当サイトで2年前にもフィーチャーしたMontevertine (モンテヴェルティネ)、その時は1995年のモノだったが今回はヴィンテージ違いの1997年。
Chianti classico(キャンティ・クラシコ )の中でも Radda in Chianti (ラッダ・イン・キャンティ)という標高の高い場所に畑を構えているこの生産者、その歩みは1967年に当時鉄鋼業を営んでいた Sergio Manetti (セルジオ・マネッティ)氏が5エーカーの畑を購入してスタート。最初のリリースは1971年VT で当時はChianti Classico を作っていたが、1977年にその枠を超える Le Pergole Torte (ペルゴール・トルテ)の生産を開始。
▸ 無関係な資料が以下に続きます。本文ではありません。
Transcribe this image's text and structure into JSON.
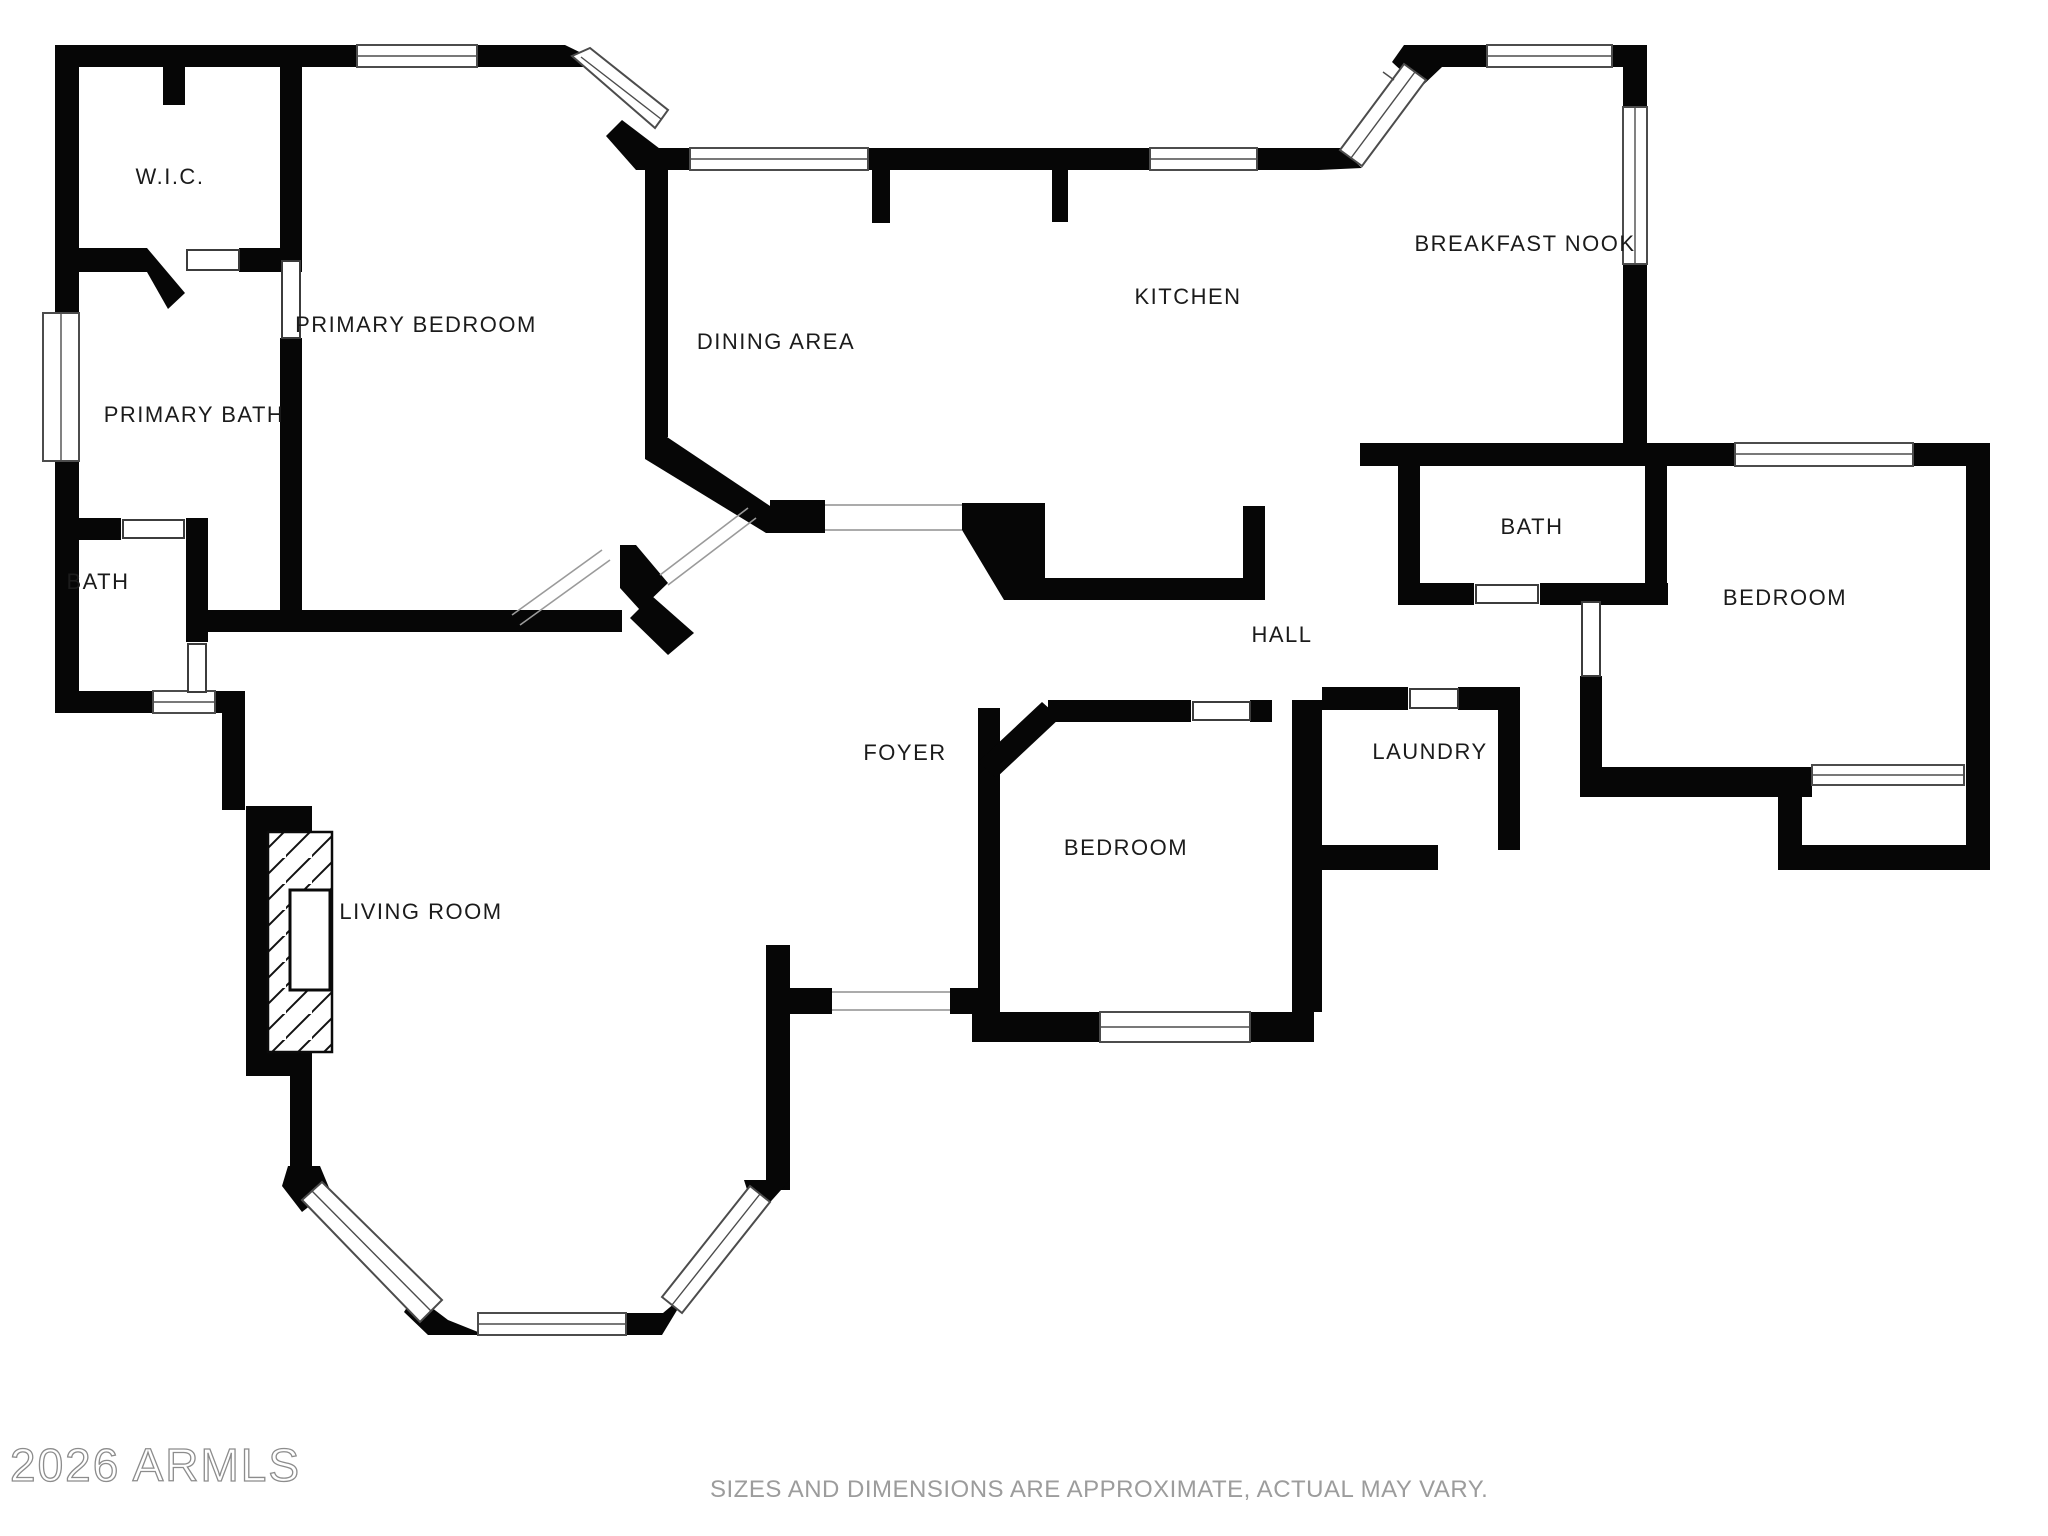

所謂スーパータスカンという括りにしてしまうと、Sassicaia (サシカイア)や Tignanello(ティニャネロ)よりは後輩だが、Ornellaia (オルネライア)よりは古いという事になるのだが、それでも古参の部類に入る。
その後1980年代になるとChianti Classico の生産は止めて、IGT 規格のワインに完全にフォーカスした。


Le Pergole Torte がSangiovese (サンジョヴェーゼ)100%でフレンチオークのバリックを多用する典型的スーパータスカンであるのに対して、その下位に当る Montevertine は Sangiovese 90%にCanaiolo(カナイオロ)と Colorino(コロリノ)を混醸してスラヴォニアンオークの大樽を使う。こちらはChianti Classico DOCG を付けて売る事も可能なのであるが、そういう事はしない。それは生産者の意地、プライドそして、こだわりと云う事だろう。この2銘柄、上位下位という以前にスタイルが大きく異なるのである。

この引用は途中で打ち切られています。